More importantly, this case reveals a problem that runs deeper than just artificial intelligence. The academic oversight mechanism at Ankara University is failing to function. If a doctoral thesis systematically cites sources that do not exist or cannot be verified, this cannot be viewed merely as the student’s individual error. The supervision process, the jury evaluation, the institute’s checks, and the university’s quality assurance mechanisms must also be called into question.

This example holds symbolic significance in demonstrating just how fragile academic quality assurance has become in certain areas in Turkey. The issue is not simply the writing of a poor thesis, but the fact that such a thesis could pass through the academic review process. Even more alarming is that when such cases are dismissed as isolated errors, academic institutions end up perpetuating the mere production of documents rather than the pursuit of science.

It should be noted that this problem is not unique to Turkey. Cases of AI-generated fake citations are becoming increasingly visible in international academic publishing as well. Numerous fabricated sources have been identified even in articles published on academic ethics. One study indicates that one in every 277 articles indexed in PubMed contains fabricated sources (https://retractionwatch.com/category/by-reason-for-retraction/reference-problems/).

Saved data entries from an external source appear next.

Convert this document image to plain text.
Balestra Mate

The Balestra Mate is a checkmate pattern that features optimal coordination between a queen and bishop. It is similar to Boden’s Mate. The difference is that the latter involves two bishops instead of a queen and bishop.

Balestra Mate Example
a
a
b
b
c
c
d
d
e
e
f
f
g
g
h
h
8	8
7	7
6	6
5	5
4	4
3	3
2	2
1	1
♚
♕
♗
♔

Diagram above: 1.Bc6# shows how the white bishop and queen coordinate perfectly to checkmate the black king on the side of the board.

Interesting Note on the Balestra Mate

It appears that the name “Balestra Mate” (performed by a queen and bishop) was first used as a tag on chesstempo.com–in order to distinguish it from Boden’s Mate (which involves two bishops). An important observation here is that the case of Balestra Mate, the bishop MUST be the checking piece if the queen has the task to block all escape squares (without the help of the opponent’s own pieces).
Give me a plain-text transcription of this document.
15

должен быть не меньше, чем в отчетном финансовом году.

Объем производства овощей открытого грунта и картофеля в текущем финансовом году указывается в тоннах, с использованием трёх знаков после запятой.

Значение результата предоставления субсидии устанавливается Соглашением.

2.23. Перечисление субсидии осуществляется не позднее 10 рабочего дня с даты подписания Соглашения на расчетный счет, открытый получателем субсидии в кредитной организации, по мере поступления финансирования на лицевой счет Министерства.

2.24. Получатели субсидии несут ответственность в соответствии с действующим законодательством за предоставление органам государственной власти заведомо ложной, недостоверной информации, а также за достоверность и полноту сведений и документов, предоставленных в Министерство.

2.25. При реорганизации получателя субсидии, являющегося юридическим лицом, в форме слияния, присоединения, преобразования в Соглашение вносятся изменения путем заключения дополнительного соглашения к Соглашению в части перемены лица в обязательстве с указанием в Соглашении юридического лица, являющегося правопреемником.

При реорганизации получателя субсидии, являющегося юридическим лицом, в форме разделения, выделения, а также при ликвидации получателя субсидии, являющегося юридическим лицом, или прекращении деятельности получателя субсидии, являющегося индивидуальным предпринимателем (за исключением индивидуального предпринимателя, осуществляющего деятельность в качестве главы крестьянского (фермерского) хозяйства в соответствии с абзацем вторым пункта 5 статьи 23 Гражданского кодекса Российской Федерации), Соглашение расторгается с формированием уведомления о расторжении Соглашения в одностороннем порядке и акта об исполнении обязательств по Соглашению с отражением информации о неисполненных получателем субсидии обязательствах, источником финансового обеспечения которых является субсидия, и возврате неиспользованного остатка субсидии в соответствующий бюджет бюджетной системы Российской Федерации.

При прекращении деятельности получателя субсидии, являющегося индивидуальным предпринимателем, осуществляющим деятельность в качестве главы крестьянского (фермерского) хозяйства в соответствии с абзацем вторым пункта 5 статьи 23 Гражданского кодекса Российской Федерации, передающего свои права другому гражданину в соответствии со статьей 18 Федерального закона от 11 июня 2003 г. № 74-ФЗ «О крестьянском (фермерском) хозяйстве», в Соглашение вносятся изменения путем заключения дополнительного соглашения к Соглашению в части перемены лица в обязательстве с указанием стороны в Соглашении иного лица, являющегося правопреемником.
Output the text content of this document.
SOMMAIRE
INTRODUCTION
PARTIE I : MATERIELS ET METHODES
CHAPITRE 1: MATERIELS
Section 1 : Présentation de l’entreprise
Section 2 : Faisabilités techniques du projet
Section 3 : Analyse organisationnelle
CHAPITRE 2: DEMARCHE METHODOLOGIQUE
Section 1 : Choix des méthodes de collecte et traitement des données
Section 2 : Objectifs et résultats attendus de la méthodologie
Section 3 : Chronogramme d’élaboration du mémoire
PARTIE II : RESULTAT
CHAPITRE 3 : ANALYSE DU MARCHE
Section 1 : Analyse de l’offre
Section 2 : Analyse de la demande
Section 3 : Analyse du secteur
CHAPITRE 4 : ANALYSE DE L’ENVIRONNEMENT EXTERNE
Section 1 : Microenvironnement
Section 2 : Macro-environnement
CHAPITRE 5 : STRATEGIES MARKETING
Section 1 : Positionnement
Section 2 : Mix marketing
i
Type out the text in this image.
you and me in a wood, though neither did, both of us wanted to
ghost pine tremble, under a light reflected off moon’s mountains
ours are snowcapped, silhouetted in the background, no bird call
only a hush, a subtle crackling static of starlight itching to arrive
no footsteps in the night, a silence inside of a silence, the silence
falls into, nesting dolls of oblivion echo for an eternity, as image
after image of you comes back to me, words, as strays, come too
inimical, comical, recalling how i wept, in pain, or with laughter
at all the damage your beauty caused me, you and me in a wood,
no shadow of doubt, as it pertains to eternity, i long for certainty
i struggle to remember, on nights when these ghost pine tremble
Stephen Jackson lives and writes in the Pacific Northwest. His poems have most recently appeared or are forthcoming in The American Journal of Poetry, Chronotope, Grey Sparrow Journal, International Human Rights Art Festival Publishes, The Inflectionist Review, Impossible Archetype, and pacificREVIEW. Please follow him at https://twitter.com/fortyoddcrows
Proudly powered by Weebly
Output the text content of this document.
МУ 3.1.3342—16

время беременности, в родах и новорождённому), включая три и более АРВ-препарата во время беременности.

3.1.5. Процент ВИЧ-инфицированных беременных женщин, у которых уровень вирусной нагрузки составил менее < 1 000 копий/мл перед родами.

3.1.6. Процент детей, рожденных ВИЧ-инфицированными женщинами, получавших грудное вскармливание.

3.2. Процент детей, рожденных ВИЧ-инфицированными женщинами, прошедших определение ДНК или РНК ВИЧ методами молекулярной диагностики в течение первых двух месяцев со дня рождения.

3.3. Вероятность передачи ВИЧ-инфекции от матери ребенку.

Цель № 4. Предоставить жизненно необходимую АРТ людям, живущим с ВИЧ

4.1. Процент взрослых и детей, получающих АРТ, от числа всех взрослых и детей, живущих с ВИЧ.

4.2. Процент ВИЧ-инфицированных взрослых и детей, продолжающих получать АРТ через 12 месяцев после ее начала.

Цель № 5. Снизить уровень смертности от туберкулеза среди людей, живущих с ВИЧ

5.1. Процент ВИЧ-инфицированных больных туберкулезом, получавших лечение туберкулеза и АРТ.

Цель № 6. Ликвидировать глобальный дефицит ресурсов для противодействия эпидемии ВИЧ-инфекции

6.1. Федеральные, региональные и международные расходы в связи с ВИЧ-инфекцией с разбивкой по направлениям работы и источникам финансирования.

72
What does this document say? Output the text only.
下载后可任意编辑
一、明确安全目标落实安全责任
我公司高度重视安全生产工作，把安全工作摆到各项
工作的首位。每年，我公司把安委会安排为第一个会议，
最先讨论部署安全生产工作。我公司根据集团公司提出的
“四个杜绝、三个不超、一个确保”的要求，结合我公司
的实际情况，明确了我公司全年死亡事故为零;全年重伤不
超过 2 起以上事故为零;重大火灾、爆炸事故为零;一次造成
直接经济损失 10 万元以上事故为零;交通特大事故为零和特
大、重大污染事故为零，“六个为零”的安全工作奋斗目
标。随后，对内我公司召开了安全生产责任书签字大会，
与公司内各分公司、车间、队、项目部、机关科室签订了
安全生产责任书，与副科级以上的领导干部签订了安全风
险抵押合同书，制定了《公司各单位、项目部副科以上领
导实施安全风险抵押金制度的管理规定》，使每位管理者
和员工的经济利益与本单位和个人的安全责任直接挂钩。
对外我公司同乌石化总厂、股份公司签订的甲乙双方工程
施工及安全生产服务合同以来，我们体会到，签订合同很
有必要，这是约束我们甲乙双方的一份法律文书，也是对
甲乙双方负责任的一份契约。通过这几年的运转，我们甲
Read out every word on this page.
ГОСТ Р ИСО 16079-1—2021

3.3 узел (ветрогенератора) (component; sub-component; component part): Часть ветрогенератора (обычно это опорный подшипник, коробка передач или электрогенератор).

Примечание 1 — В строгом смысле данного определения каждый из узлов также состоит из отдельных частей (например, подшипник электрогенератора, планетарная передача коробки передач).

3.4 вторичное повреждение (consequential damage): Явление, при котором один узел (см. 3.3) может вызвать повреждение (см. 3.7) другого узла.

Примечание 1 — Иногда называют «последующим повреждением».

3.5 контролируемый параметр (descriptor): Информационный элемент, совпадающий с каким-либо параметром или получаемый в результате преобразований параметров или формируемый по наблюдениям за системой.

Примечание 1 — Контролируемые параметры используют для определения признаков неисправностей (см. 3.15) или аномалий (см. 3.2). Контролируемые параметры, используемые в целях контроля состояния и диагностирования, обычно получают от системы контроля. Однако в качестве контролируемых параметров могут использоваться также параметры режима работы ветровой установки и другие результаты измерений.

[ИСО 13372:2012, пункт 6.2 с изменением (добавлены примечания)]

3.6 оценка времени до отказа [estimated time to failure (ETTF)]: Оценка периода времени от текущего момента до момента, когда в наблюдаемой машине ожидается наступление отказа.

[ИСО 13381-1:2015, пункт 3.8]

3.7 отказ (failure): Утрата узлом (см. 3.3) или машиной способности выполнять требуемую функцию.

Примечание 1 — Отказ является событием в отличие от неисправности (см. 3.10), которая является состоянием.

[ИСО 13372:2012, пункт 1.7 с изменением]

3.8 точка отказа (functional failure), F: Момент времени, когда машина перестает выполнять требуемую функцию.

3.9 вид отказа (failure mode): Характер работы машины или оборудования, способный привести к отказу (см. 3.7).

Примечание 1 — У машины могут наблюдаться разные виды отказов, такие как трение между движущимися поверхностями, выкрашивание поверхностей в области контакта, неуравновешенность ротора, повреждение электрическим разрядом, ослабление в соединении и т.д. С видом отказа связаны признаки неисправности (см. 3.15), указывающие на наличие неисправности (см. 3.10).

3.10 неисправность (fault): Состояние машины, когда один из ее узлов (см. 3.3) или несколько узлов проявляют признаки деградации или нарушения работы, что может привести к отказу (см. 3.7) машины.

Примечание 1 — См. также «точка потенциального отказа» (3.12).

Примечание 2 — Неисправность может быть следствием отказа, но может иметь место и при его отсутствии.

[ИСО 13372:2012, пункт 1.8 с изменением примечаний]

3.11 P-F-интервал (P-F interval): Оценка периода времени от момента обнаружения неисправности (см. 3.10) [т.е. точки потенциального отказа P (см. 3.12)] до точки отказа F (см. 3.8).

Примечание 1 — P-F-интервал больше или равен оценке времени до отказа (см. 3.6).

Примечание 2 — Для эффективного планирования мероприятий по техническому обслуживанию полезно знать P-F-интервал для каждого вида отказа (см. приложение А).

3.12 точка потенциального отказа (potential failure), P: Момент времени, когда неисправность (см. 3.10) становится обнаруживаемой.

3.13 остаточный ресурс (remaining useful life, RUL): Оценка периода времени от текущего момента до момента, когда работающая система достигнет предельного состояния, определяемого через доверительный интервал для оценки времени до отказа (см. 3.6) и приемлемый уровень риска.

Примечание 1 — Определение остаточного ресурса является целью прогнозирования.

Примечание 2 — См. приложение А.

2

The fundamental issue is how to safeguard scientific integrity in the age of artificial intelligence. Artificial intelligence is a powerful tool when it supports scientific endeavor. However, when it transforms into a machine that generates text, arguments, and bibliographies without human oversight, it accelerates academic decay. A scientific text is a declaration of responsibility founded upon verifiable reality. When this declaration collapses, nothing remains but an imitation of science.